Notes de bas de page
6 I Marmi, a cura di Ezio Chiòrboli, Bari, Laterza, 1928, t. 1, p. 5 et 6. Académies et académiciens sont présents dans la plupart des grands ouvrages de Doni. Ce sont les académiciens qui souvent interviennent pour engager le dialogue. L’âme d’un académicien définit dans les Mondi ce qu’est l’académie Peregrina : elle a été fondée à l’imitation de l’académie de Platon, et l’académicien précise : « Chacun d’entre nous s’appelle pèlerin, parce que nous pérégrinons afin d’arriver à la céleste demeure. »

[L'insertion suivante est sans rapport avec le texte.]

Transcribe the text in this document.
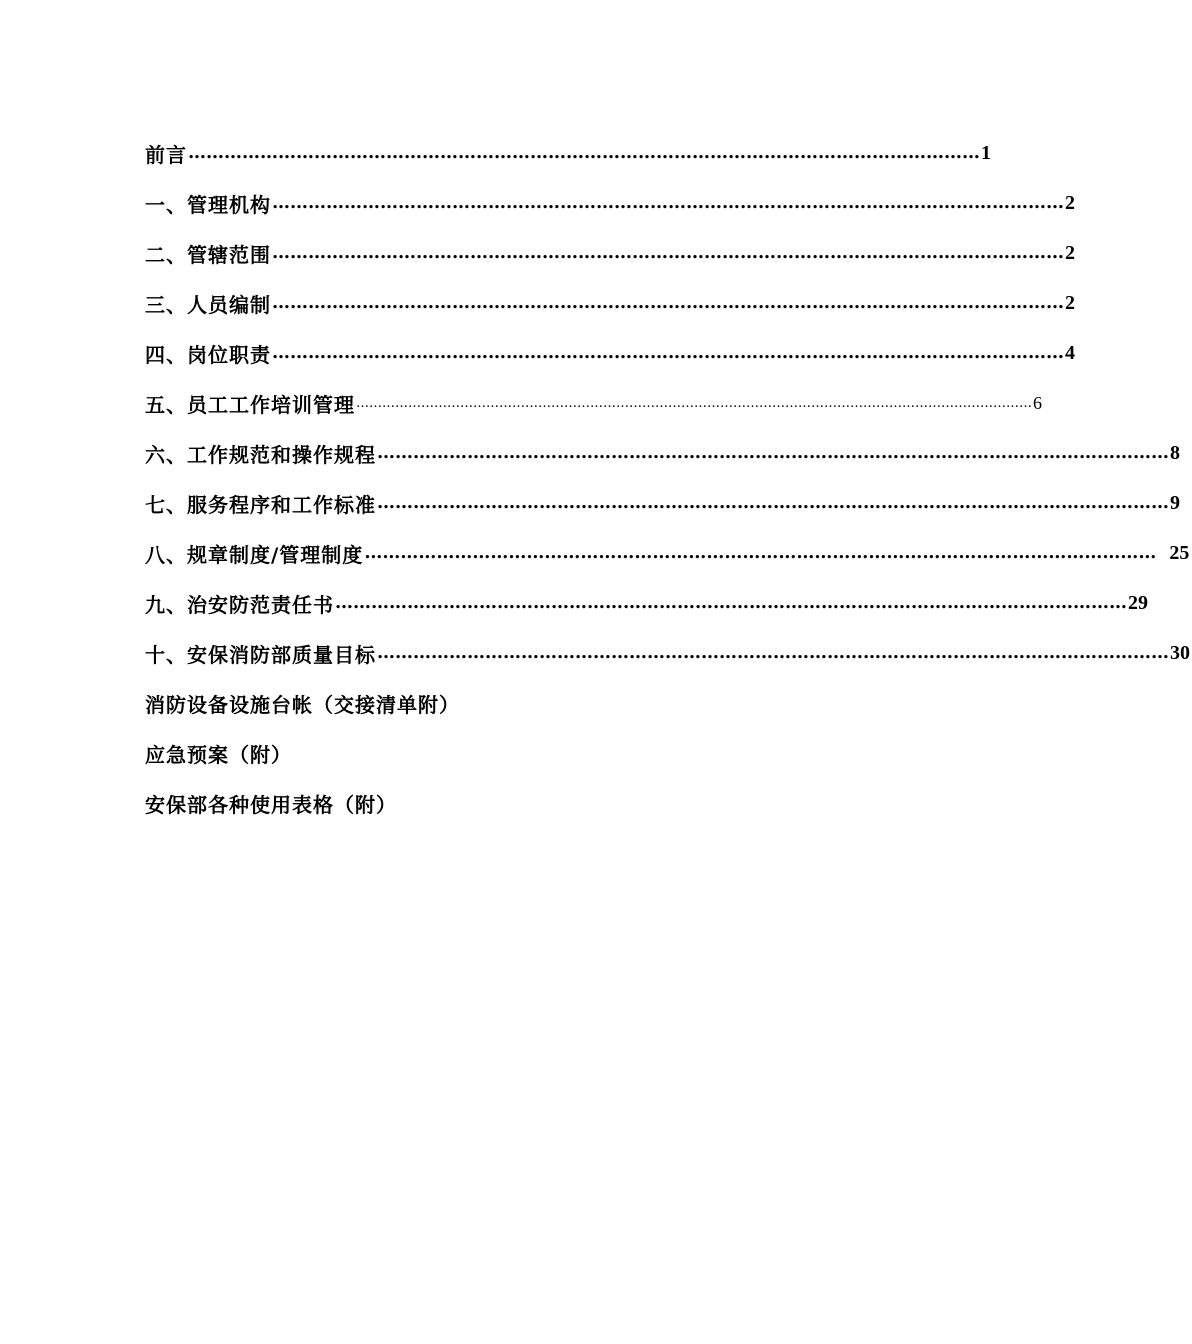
前言 …………………………………………………………………………………………………………………… 1
一、管理机构 …………………………………………………………………………………………………………………… 2
二、管辖范围 …………………………………………………………………………………………………………………… 2
三、人员编制 …………………………………………………………………………………………………………………… 2
四、岗位职责 …………………………………………………………………………………………………………………… 4
五、员工工作培训管理 ………………………………………………………………………………………………………………………………………… 6
六、工作规范和操作规程 …………………………………………………………………………………………………………………… 8
七、服务程序和工作标准 …………………………………………………………………………………………………………………… 9
八、规章制度/管理制度 …………………………………………………………………………………………………………………… 25
九、治安防范责任书 …………………………………………………………………………………………………………………… 29
十、安保消防部质量目标 …………………………………………………………………………………………………………………… 30
消防设备设施台帐（交接清单附）
应急预案（附）
安保部各种使用表格（附）
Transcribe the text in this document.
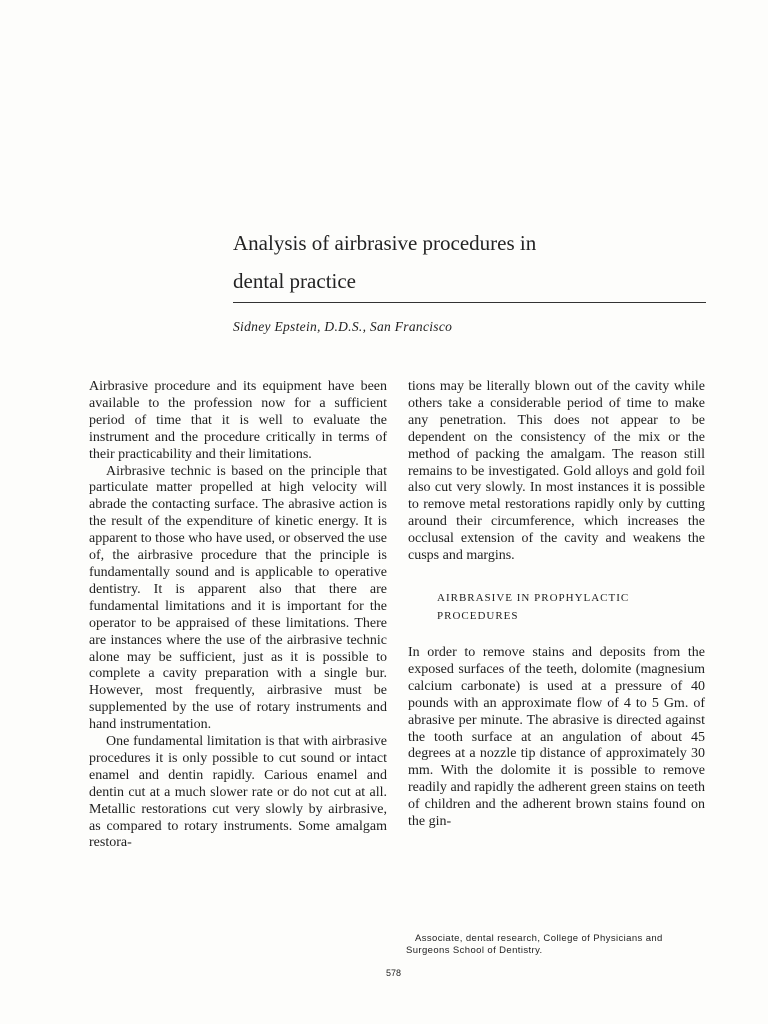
Analysis of airbrasive procedures in
dental practice
Sidney Epstein, D.D.S., San Francisco

Airbrasive procedure and its equipment have been available to the profession now for a sufficient period of time that it is well to evaluate the instrument and the procedure critically in terms of their practicability and their limitations.

Airbrasive technic is based on the principle that particulate matter propelled at high velocity will abrade the contacting surface. The abrasive action is the result of the expenditure of kinetic energy. It is apparent to those who have used, or observed the use of, the airbrasive procedure that the principle is fundamentally sound and is applicable to operative dentistry. It is apparent also that there are fundamental limitations and it is important for the operator to be appraised of these limitations. There are instances where the use of the airbrasive technic alone may be sufficient, just as it is possible to complete a cavity preparation with a single bur. However, most frequently, airbrasive must be supplemented by the use of rotary instruments and hand instrumentation.

One fundamental limitation is that with airbrasive procedures it is only possible to cut sound or intact enamel and dentin rapidly. Carious enamel and dentin cut at a much slower rate or do not cut at all. Metallic restorations cut very slowly by airbrasive, as compared to rotary instruments. Some amalgam restora-

tions may be literally blown out of the cavity while others take a considerable period of time to make any penetration. This does not appear to be dependent on the consistency of the mix or the method of packing the amalgam. The reason still remains to be investigated. Gold alloys and gold foil also cut very slowly. In most instances it is possible to remove metal restorations rapidly only by cutting around their circumference, which increases the occlusal extension of the cavity and weakens the cusps and margins.

AIRBRASIVE IN PROPHYLACTIC
PROCEDURES

In order to remove stains and deposits from the exposed surfaces of the teeth, dolomite (magnesium calcium carbonate) is used at a pressure of 40 pounds with an approximate flow of 4 to 5 Gm. of abrasive per minute. The abrasive is directed against the tooth surface at an angulation of about 45 degrees at a nozzle tip distance of approximately 30 mm. With the dolomite it is possible to remove readily and rapidly the adherent green stains on teeth of children and the adherent brown stains found on the gin-

Associate, dental research, College of Physicians and
Surgeons School of Dentistry.
578
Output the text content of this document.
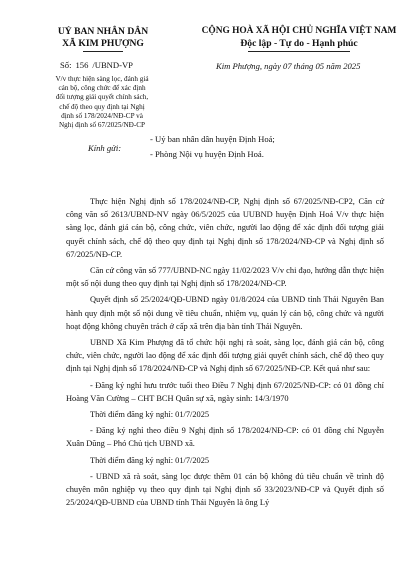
UỶ BAN NHÂN DÂN
XÃ KIM PHƯỢNG
CỘNG HOÀ XÃ HỘI CHỦ NGHĨA VIỆT NAM
Độc lập - Tự do - Hạnh phúc
Số: 156 /UBND-VP	Kim Phượng, ngày 07 tháng 05 năm 2025
V/v thực hiện sàng lọc, đánh giá
cán bộ, công chức để xác định
đối tượng giải quyết chính sách,
chế độ theo quy định tại Nghị
định số 178/2024/NĐ-CP và
Nghị định số 67/2025/NĐ-CP
Kính gửi:
- Uỷ ban nhân dân huyện Định Hoá;
- Phòng Nội vụ huyện Định Hoá.

Thực hiện Nghị định số 178/2024/NĐ-CP, Nghị định số 67/2025/NĐ-CP2, Căn cứ công văn số 2613/UBND-NV ngày 06/5/2025 của UUBND huyện Định Hoá V/v thực hiện sàng lọc, đánh giá cán bộ, công chức, viên chức, người lao động để xác định đối tượng giải quyết chính sách, chế độ theo quy định tại Nghị định số 178/2024/NĐ-CP và Nghị định số 67/2025/NĐ-CP.

Căn cứ công văn số 777/UBND-NC ngày 11/02/2023 V/v chi đạo, hướng dẫn thực hiện một số nội dung theo quy định tại Nghị định số 178/2024/NĐ-CP.

Quyết định số 25/2024/QĐ-UBND ngày 01/8/2024 của UBND tỉnh Thái Nguyên Ban hành quy định một số nội dung về tiêu chuẩn, nhiệm vụ, quản lý cán bộ, công chức và người hoạt động không chuyên trách ở cấp xã trên địa bàn tỉnh Thái Nguyên.

UBND Xã Kim Phượng đã tổ chức hội nghị rà soát, sàng lọc, đánh giá cán bộ, công chức, viên chức, người lao động để xác định đối tượng giải quyết chính sách, chế độ theo quy định tại Nghị định số 178/2024/NĐ-CP và Nghị định số 67/2025/NĐ-CP. Kết quả như sau:

- Đăng ký nghỉ hưu trước tuổi theo Điều 7 Nghị định 67/2025/NĐ-CP: có 01 đồng chí Hoàng Văn Cường – CHT BCH Quân sự xã, ngày sinh: 14/3/1970

Thời điểm đăng ký nghỉ: 01/7/2025

- Đăng ký nghỉ theo điều 9 Nghị định số 178/2024/NĐ-CP: có 01 đồng chí Nguyễn Xuân Dũng – Phó Chủ tịch UBND xã.

Thời điểm đăng ký nghỉ: 01/7/2025

- UBND xã rà soát, sàng lọc được thêm 01 cán bộ không đủ tiêu chuẩn về trình độ chuyên môn nghiệp vụ theo quy định tại Nghị định số 33/2023/NĐ-CP và Quyết định số 25/2024/QĐ-UBND của UBND tỉnh Thái Nguyên là ông Lý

7 Lucien de Samosate, écrivain grec du IIe siècle de notre ère. Doni fait allusion ici à son Histoire véritable. À propos des castelli in aria de Lucien (« lors feras chatiaus en Espagne » disait le Roman de la rose), A. F. Doni raconte, dans un passage de ses Marmi, comment l’éléphant apporta à Jupiter, dans le ciel, un château que les hommes lui avaient placé sur le dos pour qu’ils puissent combattre : « C’est là que Lucien se fonda à faire des châteaux en l’air, car il lui advint d’apercevoir cet éléphant parmi les nuages avec son château… » En France, on disait aussi : « faire mille belles maisons ».

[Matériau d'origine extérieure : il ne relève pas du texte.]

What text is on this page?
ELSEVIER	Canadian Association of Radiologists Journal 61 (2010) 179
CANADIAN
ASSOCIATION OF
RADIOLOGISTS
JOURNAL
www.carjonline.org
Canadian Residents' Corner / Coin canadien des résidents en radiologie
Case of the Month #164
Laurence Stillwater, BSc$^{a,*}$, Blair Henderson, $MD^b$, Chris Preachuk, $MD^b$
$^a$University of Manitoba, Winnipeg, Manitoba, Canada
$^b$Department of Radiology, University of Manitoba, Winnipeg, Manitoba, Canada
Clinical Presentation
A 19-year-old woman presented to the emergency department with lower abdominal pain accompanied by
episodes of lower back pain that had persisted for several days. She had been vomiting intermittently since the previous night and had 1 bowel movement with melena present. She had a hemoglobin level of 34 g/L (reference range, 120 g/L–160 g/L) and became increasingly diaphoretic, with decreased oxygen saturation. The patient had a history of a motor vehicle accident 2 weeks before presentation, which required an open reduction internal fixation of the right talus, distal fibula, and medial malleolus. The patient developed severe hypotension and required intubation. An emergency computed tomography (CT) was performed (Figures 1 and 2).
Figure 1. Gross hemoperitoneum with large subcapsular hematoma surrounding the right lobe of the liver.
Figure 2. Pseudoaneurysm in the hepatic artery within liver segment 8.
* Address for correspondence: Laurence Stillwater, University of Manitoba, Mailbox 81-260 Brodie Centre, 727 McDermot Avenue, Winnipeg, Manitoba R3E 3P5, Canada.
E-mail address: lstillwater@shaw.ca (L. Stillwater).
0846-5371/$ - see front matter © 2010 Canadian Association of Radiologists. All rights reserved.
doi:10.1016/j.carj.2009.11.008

8 Doni fait allusion ici à la théorie des Idées comme essences des choses chez Platon, et sans doute aussi au combat des Géants entassant Pélion sur Ossa pour escalader le ciel.
9 C’est dans le livre des Métamorphoses d’Ovide, livre I, 313 à 415, que Deucalion, épargné par le déluge, recrée avec sa femme Pyrrha un nouveau genre humain, en jetant des pierres derrière son dos.

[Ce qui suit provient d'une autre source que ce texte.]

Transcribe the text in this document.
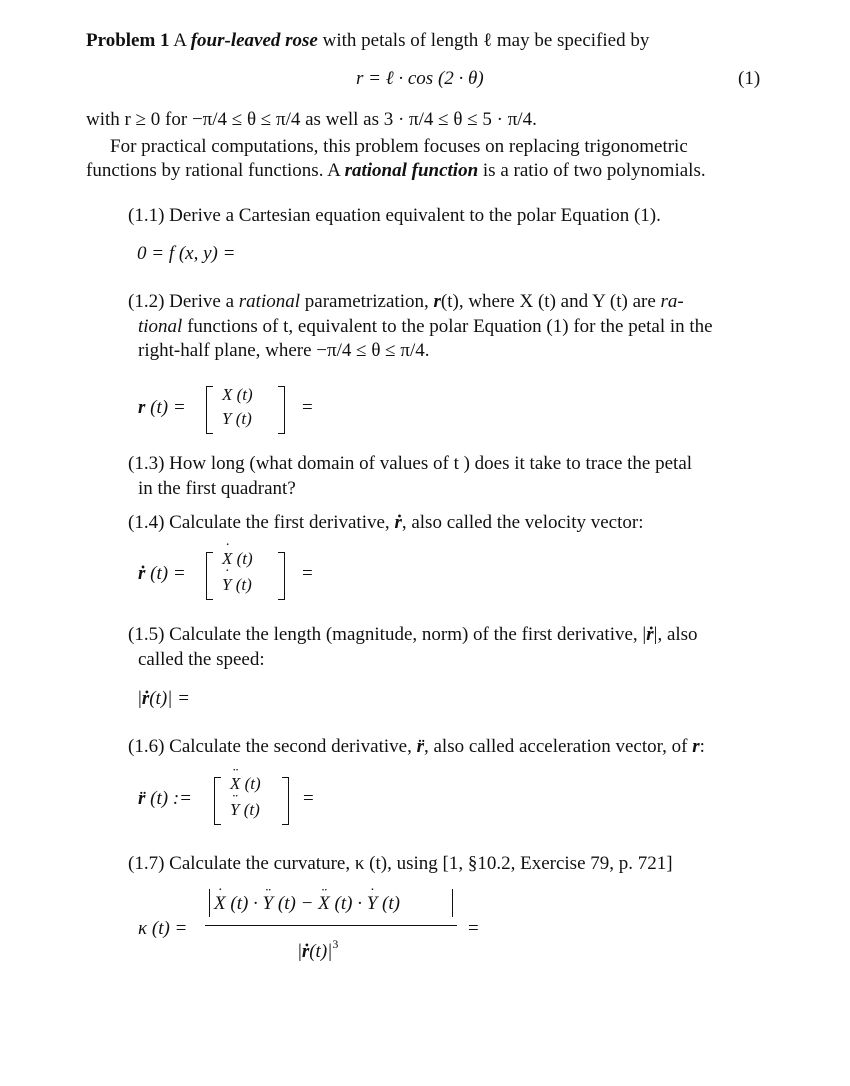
Problem 1 A four-leaved rose with petals of length ℓ may be specified by
r = ℓ · cos (2 · θ)	(1)
with r ≥ 0 for −π/4 ≤ θ ≤ π/4 as well as 3 · π/4 ≤ θ ≤ 5 · π/4.
For practical computations, this problem focuses on replacing trigonometric
functions by rational functions. A rational function is a ratio of two polynomials.
(1.1) Derive a Cartesian equation equivalent to the polar Equation (1).
0 = f (x, y) =
(1.2) Derive a rational parametrization, r(t), where X (t) and Y (t) are ra-
tional functions of t, equivalent to the polar Equation (1) for the petal in the
right-half plane, where −π/4 ≤ θ ≤ π/4.
r (t) =
X (t)
Y (t)
=
(1.3) How long (what domain of values of t ) does it take to trace the petal
in the first quadrant?
(1.4) Calculate the first derivative, ṙ, also called the velocity vector:
ṙ (t) =
˙ X (t)
˙ Y (t)
=
(1.5) Calculate the length (magnitude, norm) of the first derivative, |ṙ|, also
called the speed:
|ṙ(t)| =
(1.6) Calculate the second derivative, r̈, also called acceleration vector, of r:
r̈ (t) :=
¨ X (t)
¨ Y (t)
=
(1.7) Calculate the curvature, κ (t), using [1, §10.2, Exercise 79, p. 721]
κ (t) =
˙ X (t) · ¨ Y (t) − ¨ X (t) · ˙ Y (t)
$|ṙ(t)|^3$
=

10 Santa Liberata, Santa Reparata, du nom de l’ancienne cathédrale de Florence, démolie et reconstruite à partir de 1296, sous le nom de Santa Maria del Fiore, par allusion à l’emblème de la ville. San Giovanni (Saint Jean-Baptiste), le baptistère, une des plus anciennes constructions religieuses de Florence, même si elle ne fut pas élevée, comme le prétendait la légende, sur un temple antique dédié au dieu Mars.
11 Ganymède, jeune prince troyen dont Jupiter tomba amoureux. Le dieu, métamorphosé en aigle, le transporta dans l’Olympe pour en faire son échanson.